Mesmo sem escutas Pinto da Costa seria condenado
'Apito Final'. Comissão Disciplinar está apta a defender que, mesmo sem escutas telefónicas, Pinto da Costa e Boavista seriam igualmente condenados. Mas, ainda assim, tem em seu poder um parecer de Vital Moreira que atesta a legalidade das intercepções em processo penal, contraditando Costa Andrade
Parecer de Vital Moreira apoia decisões da Liga
Os factos provados contra o F C Porto, Pinto da Costa e Boavista, por crimes de corrupção, no âmbito das condenações pela Comissão Disciplinar (CD) da Liga "podem prescindir das intercepções telefónicas". E mesmo que não prescinda, o seu uso está de acordo com a Constituição.
Ao que apurou o DN, esta é a tese que aquele organismo está apto a defender - também com base num parecer do constitucionalista Vital Moreira - contra os pareceres jurídicos dos constitucionalistas Costa Andrade e Damião da Cunha, pedidos por Pinto da Costa e usados no recurso da sua pena para o Conselho de Justiça da FPF, que atestam ser inconstitucional o recurso a escutas em processo disciplinar. Costa Andrade defende, inclusive, que sem intercep- ções telefónicas nunca a CD teria elementos de prova para condenar o presidente portista, frisando que Carolina Salgado deveria ser arguida, e não testemunha. A CD está preparada para defender, sabe o DN, que a restante prova é, também, suficientemente forte para a condenação, mas também que a utilização de escutas é também legal.
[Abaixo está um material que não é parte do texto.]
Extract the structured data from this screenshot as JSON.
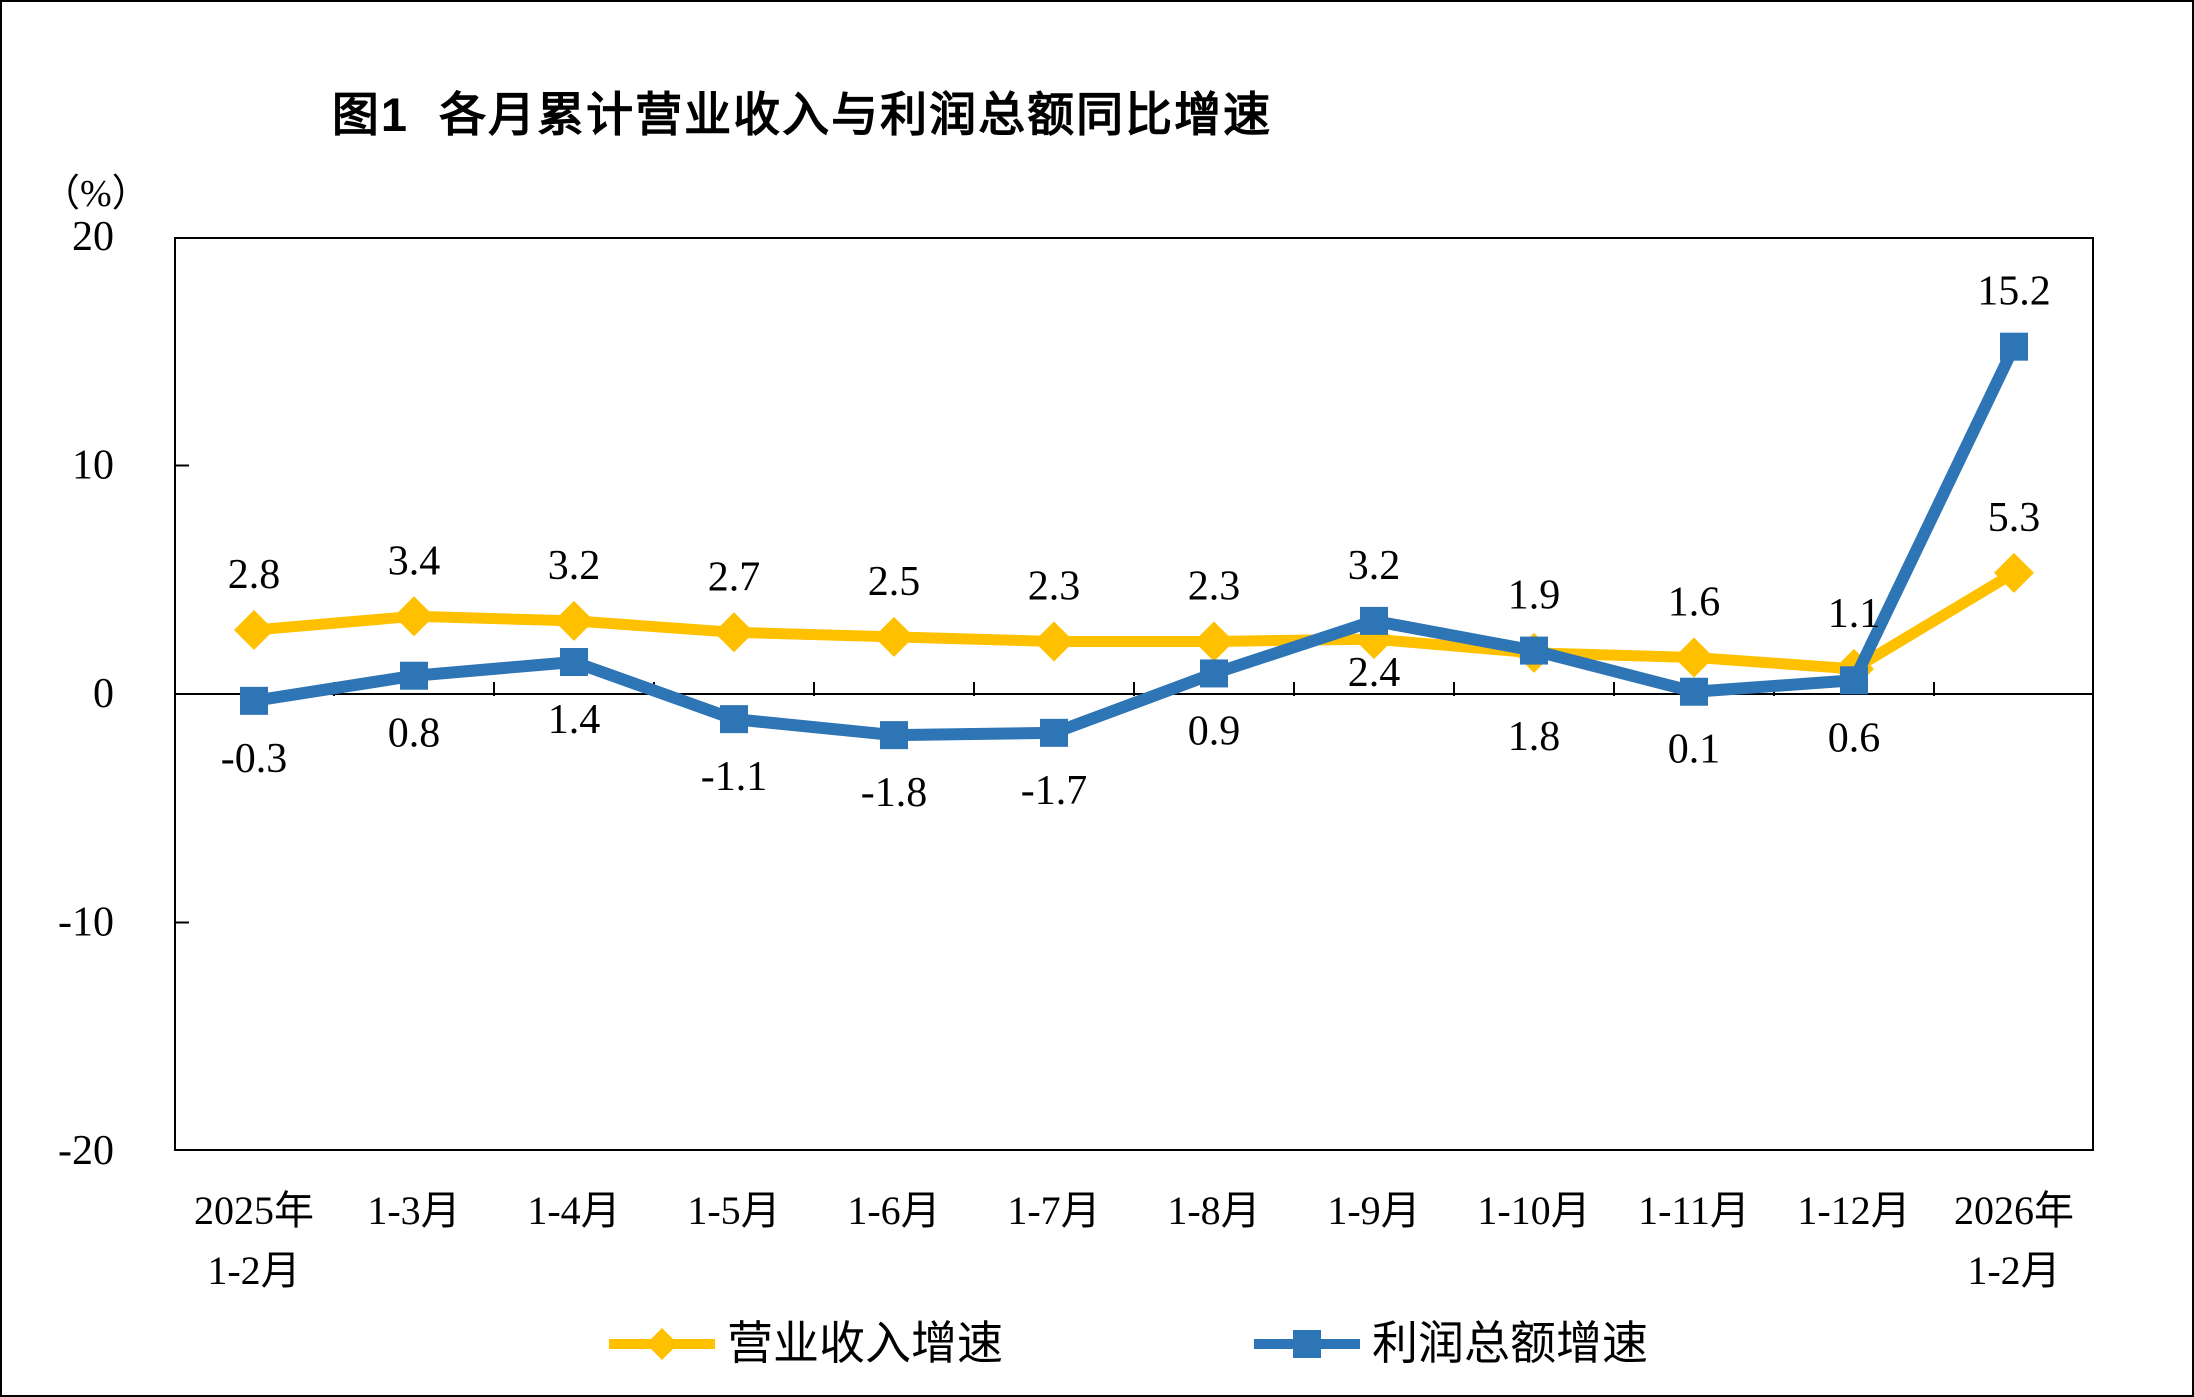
{
  "title": "图1  各月累计营业收入与利润总额同比增速",
  "y_axis_unit": "（%）",
  "chart_data": {
    "type": "line",
    "title": "图1 各月累计营业收入与利润总额同比增速",
    "xlabel": "",
    "ylabel": "（%）",
    "ylim": [
      -20,
      20
    ],
    "yticks": [
      20,
      10,
      0,
      -10,
      -20
    ],
    "grid": false,
    "legend_position": "bottom",
    "categories": [
      "2025年1-2月",
      "1-3月",
      "1-4月",
      "1-5月",
      "1-6月",
      "1-7月",
      "1-8月",
      "1-9月",
      "1-10月",
      "1-11月",
      "1-12月",
      "2026年1-2月"
    ],
    "category_tick_lines": [
      [
        "2025年",
        "1-2月"
      ],
      [
        "1-3月"
      ],
      [
        "1-4月"
      ],
      [
        "1-5月"
      ],
      [
        "1-6月"
      ],
      [
        "1-7月"
      ],
      [
        "1-8月"
      ],
      [
        "1-9月"
      ],
      [
        "1-10月"
      ],
      [
        "1-11月"
      ],
      [
        "1-12月"
      ],
      [
        "2026年",
        "1-2月"
      ]
    ],
    "series": [
      {
        "name": "营业收入增速",
        "color": "#FFC000",
        "marker": "diamond",
        "values": [
          2.8,
          3.4,
          3.2,
          2.7,
          2.5,
          2.3,
          2.3,
          2.4,
          1.8,
          1.6,
          1.1,
          5.3
        ],
        "label_pos": [
          "above",
          "above",
          "above",
          "above",
          "above",
          "above",
          "above",
          "below",
          "below",
          "above",
          "above",
          "above"
        ],
        "label_dy_override": {
          "7": 34,
          "8": 84
        }
      },
      {
        "name": "利润总额增速",
        "color": "#2E75B6",
        "marker": "square",
        "values": [
          -0.3,
          0.8,
          1.4,
          -1.1,
          -1.8,
          -1.7,
          0.9,
          3.2,
          1.9,
          0.1,
          0.6,
          15.2
        ],
        "label_pos": [
          "below",
          "below",
          "below",
          "below",
          "below",
          "below",
          "below",
          "above",
          "above",
          "below",
          "below",
          "above"
        ],
        "label_dy_override": {}
      }
    ]
  }
}
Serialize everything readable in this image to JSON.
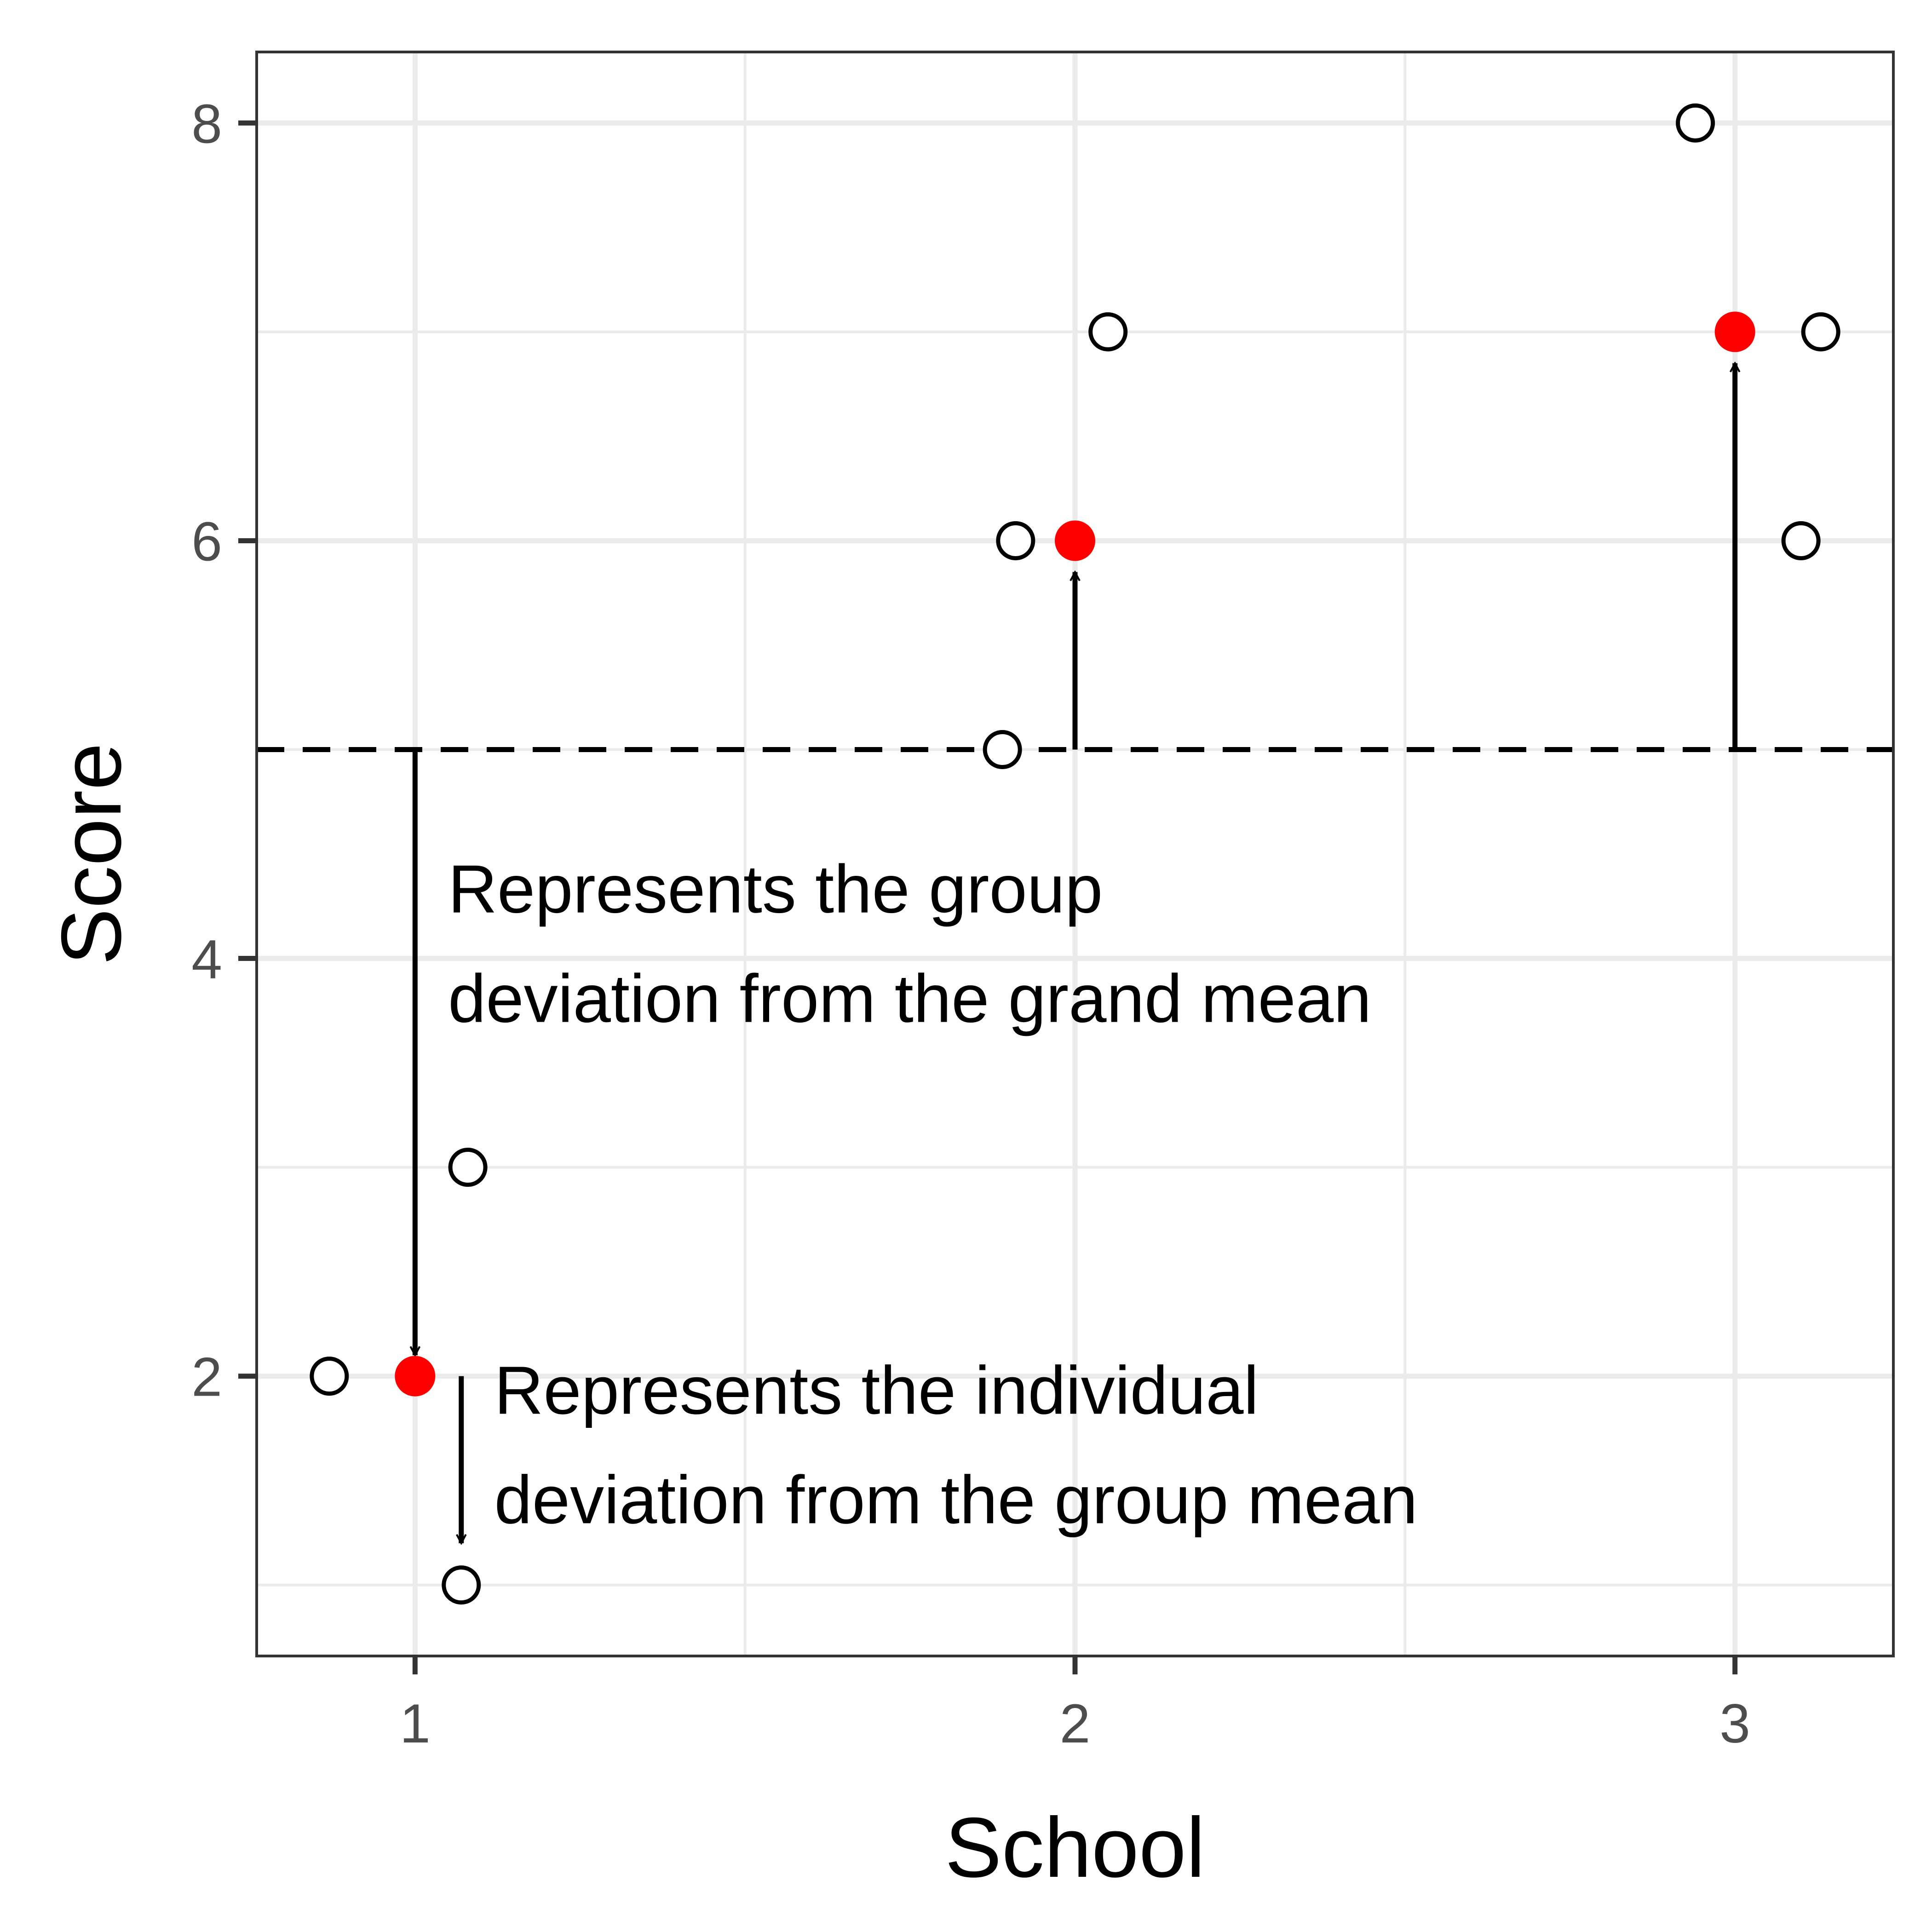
{
  "chart_data": {
    "type": "scatter",
    "title": "",
    "xlabel": "School",
    "ylabel": "Score",
    "xlim": [
      0.76,
      3.24
    ],
    "ylim": [
      0.66,
      8.34
    ],
    "x_ticks": [
      1,
      2,
      3
    ],
    "y_ticks": [
      2,
      4,
      6,
      8
    ],
    "grid": true,
    "legend": "none",
    "grand_mean": 5,
    "individual_scores": [
      {
        "x": 0.87,
        "y": 2
      },
      {
        "x": 1.08,
        "y": 3
      },
      {
        "x": 1.07,
        "y": 1
      },
      {
        "x": 1.89,
        "y": 5
      },
      {
        "x": 1.91,
        "y": 6
      },
      {
        "x": 2.05,
        "y": 7
      },
      {
        "x": 2.94,
        "y": 8
      },
      {
        "x": 3.13,
        "y": 7
      },
      {
        "x": 3.1,
        "y": 6
      }
    ],
    "group_means": [
      {
        "x": 1,
        "y": 2
      },
      {
        "x": 2,
        "y": 6
      },
      {
        "x": 3,
        "y": 7
      }
    ],
    "group_deviation_arrows": [
      {
        "x": 1,
        "from": 5,
        "to": 2.1
      },
      {
        "x": 2,
        "from": 5,
        "to": 5.85
      },
      {
        "x": 3,
        "from": 5,
        "to": 6.85
      }
    ],
    "individual_deviation_arrow": {
      "x": 1.07,
      "from": 2,
      "to": 1.2
    },
    "annotations": [
      {
        "id": "group",
        "x": 1.05,
        "y": 4.22,
        "lines": [
          "Represents the group",
          "deviation from the grand mean"
        ]
      },
      {
        "id": "individual",
        "x": 1.12,
        "y": 1.82,
        "lines": [
          "Represents the individual",
          "deviation from the group mean"
        ]
      }
    ],
    "colors": {
      "grid": "#ebebeb",
      "panel_border": "#333333",
      "point_outline": "#000000",
      "group_mean": "#ff0000",
      "arrow": "#000000"
    }
  }
}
Para sustentar os seus argumentos, a CD pediu vários pareceres, nomeadamente ao constitucionalista Vital Moreira, segundo o qual "o n.º 4.º do artigo 34º da Constituição só admite a obtenção de escutas telefónicas em processo penal, mas não se refere explicitamente a nenhuma proibição absoluta de utilização das mesmas fora do processo penal."
Para Vital Moreira, não se afigura constitucionalmente irrazoável, muito menos intolerável, admitir a utilização de escutas licitamente realizadas em processo penal também para o sancionamento de outros ilícitos, mediante autorização da autoridade judiciária, desde que se trate de apuramento de responsabilidade civil ou disciplinar decorrente dos factos e pessoas averiguados no ilícito penal.
Insignificância das escutas
À parte desta guerra jurídica, que o Conselho de Justiça (CJ) da Federação terá de ter em conta ao apreciar os recursos, a CD está também apta para mostrar que as intercepções são o material menos importante na fundamentação nas condenações. E se o CJ da FPF remeter o processo de volta à CD da Liga (uma possibilidade admitida), para ser 'limpo' da matéria de prova relacionada com as escutas, as restantes provas serão suficientes para manter a pena (dois anos de suspenção). No processo que envolve o árbitro Augusto Duarte, o encontro entre este o empresário António Araújo e Pinto da Costa foi testemunhado por inspectores da PJ , tendo todos confessado este facto relativo ao jogo FC Porto-Leiria. As escutas são, pois, consideradas insignificantes para a prova.
Já no processo que envolve Jacinto Paixão, independentemente das escutas, as prostitutas têm depoimentos concretos a confirmar os encontros nos hotéis com os árbitros do jogo FCPorto-Estrela da Amadora. Também Carolina Salgado confirma que Pinto da Costa se teria encontrado com António Araújo. O mesmo se verifica nos três processos disciplinares contra o Boavista que ditaram a descida de divisão deste clube por crimes de corrupção. O decisivo não são as escutas, mas os depoimentos dos árbitros Paulo Januário, Elmano Santos, Ezequiel Feijão e Bruno Paixão, prestados na CD. No processo que envolve Valentim Loureiro e Paulo Januário, nem há escutas.
Já no caso dos contactos telefónicos entre João Bartolomeu e Júlio Mouc, para combinarem a nomeação dos árbitros para os jogos do Leiria e respectiva classificação, a CD decidiu aliás arquivar o caso porque tinha como prova apenas as escutas, uma vez que os intervenientes se remeteram ao silêncio.
A CD está, pois, preparada para refazer a sentença caso o CJ entenda ser ilegal o recurso às escutas em processo disciplinar. Contudo, o parecer de Vital Moreira poderá, aqui, ser crucial. Segundo o constitucionalista, não existe razão suficiente para interpretar o artigo 34.º da Constituição no sentido de que a utilização das escutas só é permitida em processo penal. O aproveitamento em processo disciplinar apenas se restringe ao apuramento da responsabilidade emergente dos factos e em relação aos agentes que foram objecto das escutas.